The last thing I need is to have Sheriff Jack calling Judge Noble and having a little chat. “Well, sir,” I say, “I find older women attractive. Especially those who are ... diamonds in the rough.”
“Sergeant Concannon's so rough the carbons are still forming. Try again, boy.”
“Did I mention I have a friend who's a journalist from New Hampshire's largest paper, who'd like to write about you?” I will pay Fitz, if I have to. Hugely. Sheriff Jack laughs out loud. “I like you, Talcott.” I smile politely. “About my client, sir.”
“Sheriff Jack,” he corrects. “What about him?”
“If I could just be brought up to his cell, even for five minutes, I think I could convince him that he ought to sit down with me for the sake of his own case.”
“We don't allow attorneys into the pods. Unless, of course, they're criminals.” He thinks for a second. “Maybe we should put the attorneys in the pods.”
“Sheriff.” I meet his gaze. “I'd really like to have the opportunity to speak to Andrew Hopkins.”
There is a beat of silence. “A journalist, you said?”
“Award-winning,” I lie.
He gets to his feet. “Oh, hell. I need a good laugh.” Sheriff Jack himself escorts me to the elevator, up to the second floor. This is different from the visitation room; here, a central control tower monitors four spider arms that house the inmates. There are locks everywhere.

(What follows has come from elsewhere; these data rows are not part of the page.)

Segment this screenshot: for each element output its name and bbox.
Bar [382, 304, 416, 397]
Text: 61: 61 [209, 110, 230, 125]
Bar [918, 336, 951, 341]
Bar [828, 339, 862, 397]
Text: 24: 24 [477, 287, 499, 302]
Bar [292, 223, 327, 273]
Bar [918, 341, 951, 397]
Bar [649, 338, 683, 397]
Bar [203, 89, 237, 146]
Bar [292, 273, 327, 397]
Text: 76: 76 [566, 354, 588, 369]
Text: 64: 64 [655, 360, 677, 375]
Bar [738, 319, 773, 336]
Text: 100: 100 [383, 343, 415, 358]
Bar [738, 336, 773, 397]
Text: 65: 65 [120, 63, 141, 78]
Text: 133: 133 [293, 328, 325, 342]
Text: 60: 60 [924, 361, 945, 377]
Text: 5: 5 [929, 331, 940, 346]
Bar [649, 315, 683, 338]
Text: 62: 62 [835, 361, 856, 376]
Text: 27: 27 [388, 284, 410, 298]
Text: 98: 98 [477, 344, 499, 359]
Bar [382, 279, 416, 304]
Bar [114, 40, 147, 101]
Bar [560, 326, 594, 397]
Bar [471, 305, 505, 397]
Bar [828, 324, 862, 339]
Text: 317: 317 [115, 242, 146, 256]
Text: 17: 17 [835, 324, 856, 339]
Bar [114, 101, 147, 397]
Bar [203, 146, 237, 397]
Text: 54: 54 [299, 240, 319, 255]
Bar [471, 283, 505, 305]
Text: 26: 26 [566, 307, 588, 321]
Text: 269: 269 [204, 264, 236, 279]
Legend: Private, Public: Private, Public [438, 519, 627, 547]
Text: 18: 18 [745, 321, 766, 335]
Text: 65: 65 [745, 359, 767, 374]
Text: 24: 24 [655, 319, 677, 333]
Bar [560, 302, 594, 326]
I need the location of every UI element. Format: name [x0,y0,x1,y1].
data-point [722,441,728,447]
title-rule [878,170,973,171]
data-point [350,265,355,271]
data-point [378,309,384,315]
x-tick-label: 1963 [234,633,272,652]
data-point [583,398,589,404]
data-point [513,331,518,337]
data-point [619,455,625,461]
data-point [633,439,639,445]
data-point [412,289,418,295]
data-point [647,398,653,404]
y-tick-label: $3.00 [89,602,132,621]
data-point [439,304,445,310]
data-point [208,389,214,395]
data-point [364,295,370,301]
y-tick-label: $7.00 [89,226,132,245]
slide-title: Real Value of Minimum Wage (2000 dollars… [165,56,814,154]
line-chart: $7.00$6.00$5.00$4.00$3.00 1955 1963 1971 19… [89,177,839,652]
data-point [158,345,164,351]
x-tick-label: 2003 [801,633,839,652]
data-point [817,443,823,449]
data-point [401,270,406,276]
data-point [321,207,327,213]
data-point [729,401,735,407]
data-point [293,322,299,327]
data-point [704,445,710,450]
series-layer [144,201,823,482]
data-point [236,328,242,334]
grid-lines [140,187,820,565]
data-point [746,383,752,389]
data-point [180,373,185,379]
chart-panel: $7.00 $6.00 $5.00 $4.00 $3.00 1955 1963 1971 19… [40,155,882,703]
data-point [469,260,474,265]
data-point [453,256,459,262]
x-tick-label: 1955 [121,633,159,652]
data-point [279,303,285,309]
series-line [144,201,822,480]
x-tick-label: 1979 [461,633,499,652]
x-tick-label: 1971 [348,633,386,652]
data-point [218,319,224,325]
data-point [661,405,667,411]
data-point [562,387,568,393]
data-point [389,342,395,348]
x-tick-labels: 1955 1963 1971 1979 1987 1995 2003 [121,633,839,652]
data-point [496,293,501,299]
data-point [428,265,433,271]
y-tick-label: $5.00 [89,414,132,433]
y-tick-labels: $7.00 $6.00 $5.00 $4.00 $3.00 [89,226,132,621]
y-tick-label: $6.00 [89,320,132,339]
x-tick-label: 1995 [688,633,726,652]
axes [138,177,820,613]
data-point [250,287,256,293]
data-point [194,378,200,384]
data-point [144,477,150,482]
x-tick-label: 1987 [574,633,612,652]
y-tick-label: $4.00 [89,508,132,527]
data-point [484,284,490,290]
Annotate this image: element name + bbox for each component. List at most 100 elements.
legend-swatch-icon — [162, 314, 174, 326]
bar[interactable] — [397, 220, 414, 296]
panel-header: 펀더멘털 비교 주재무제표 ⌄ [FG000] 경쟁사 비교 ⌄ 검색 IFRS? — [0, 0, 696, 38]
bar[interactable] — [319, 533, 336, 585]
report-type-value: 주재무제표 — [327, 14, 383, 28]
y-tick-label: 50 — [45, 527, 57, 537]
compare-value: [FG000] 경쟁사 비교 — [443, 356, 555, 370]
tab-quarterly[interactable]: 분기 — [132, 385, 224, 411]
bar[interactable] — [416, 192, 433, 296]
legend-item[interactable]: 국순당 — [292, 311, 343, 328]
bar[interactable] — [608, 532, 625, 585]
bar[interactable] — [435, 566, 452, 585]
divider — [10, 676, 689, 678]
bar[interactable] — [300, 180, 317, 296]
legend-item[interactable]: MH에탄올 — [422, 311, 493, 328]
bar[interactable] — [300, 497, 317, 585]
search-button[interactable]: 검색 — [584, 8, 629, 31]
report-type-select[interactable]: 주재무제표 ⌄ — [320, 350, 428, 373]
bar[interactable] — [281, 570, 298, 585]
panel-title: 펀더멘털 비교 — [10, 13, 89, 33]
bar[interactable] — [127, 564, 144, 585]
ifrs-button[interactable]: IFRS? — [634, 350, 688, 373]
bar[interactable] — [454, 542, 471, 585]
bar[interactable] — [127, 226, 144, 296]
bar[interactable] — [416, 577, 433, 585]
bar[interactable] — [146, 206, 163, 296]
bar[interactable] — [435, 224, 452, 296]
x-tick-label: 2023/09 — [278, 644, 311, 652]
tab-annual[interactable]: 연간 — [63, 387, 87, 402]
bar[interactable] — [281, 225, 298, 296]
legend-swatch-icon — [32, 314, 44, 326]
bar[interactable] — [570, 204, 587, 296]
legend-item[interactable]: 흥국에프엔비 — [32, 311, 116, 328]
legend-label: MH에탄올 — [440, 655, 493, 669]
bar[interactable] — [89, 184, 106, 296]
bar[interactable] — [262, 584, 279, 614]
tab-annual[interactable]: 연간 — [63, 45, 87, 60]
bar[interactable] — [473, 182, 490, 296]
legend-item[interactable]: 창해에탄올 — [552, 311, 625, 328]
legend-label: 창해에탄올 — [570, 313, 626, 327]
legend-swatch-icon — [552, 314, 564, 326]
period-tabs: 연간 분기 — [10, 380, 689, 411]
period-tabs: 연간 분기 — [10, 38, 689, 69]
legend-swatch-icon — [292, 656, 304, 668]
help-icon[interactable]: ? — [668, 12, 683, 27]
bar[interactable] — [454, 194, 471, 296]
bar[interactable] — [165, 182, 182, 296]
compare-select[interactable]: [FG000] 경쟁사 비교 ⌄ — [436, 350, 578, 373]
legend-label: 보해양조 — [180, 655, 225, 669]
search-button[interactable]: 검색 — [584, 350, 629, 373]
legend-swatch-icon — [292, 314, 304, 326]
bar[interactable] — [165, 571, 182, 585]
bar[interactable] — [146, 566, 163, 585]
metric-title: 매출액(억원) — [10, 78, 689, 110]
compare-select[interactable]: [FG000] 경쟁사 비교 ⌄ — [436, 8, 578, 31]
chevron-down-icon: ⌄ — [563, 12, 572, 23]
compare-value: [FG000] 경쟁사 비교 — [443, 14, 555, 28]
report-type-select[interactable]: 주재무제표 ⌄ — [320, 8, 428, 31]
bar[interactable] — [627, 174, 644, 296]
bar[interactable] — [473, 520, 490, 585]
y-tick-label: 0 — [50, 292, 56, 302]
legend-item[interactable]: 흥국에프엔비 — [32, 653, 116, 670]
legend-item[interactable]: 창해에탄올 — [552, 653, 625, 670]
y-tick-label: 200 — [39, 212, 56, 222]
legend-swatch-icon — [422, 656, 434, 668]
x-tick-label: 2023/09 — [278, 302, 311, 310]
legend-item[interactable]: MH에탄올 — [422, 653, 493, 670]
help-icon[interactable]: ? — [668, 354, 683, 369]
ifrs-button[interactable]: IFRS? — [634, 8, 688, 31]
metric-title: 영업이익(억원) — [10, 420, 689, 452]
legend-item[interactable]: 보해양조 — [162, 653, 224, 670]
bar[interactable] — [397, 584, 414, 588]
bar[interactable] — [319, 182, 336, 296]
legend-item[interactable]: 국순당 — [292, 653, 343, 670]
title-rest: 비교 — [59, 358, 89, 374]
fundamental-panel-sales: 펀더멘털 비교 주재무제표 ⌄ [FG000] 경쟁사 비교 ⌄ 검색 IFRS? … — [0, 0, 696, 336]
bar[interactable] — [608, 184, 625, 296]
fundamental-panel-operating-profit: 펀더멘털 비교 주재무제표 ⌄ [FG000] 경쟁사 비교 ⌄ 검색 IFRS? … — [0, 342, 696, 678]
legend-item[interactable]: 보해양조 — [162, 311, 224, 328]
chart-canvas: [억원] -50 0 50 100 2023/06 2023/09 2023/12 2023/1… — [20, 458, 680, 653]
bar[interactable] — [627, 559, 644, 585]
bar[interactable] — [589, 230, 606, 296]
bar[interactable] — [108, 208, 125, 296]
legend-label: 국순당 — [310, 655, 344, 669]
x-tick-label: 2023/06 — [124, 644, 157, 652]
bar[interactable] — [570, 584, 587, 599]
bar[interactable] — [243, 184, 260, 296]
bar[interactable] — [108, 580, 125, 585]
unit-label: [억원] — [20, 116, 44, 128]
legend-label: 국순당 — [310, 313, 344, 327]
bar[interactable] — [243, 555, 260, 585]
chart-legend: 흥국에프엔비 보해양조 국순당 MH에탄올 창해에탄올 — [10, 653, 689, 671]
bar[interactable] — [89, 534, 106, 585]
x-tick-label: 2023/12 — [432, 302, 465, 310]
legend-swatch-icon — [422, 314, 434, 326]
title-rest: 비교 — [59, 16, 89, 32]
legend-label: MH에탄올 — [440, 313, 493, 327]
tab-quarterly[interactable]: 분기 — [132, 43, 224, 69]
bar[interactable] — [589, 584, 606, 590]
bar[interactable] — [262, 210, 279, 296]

Everyone knows who Sheriff Jack is–as we walk through the halls, detention officers greet him, but even more impressively, so do the inmates. “Yo, yo, Sea Rag,” he says, as we pass a man who is being signed into his pod again.
“'Sup, Dawg,” the man replies, grinning.
Sheriff Jack turns to me proudly. “I speak it all. Ebonics, Spanish, you name it. I can say Get your ass in line in six different languages.” He puts his hand on a doorknob that buzzes, and then opens. Another inmate, this one wearing a pink tank top, slouches on a chair with his nose buried in The Fountainhead. Up and down his arms words are tattooed: Weiss Macht. “Put your shirt on,” Sheriff Jack orders.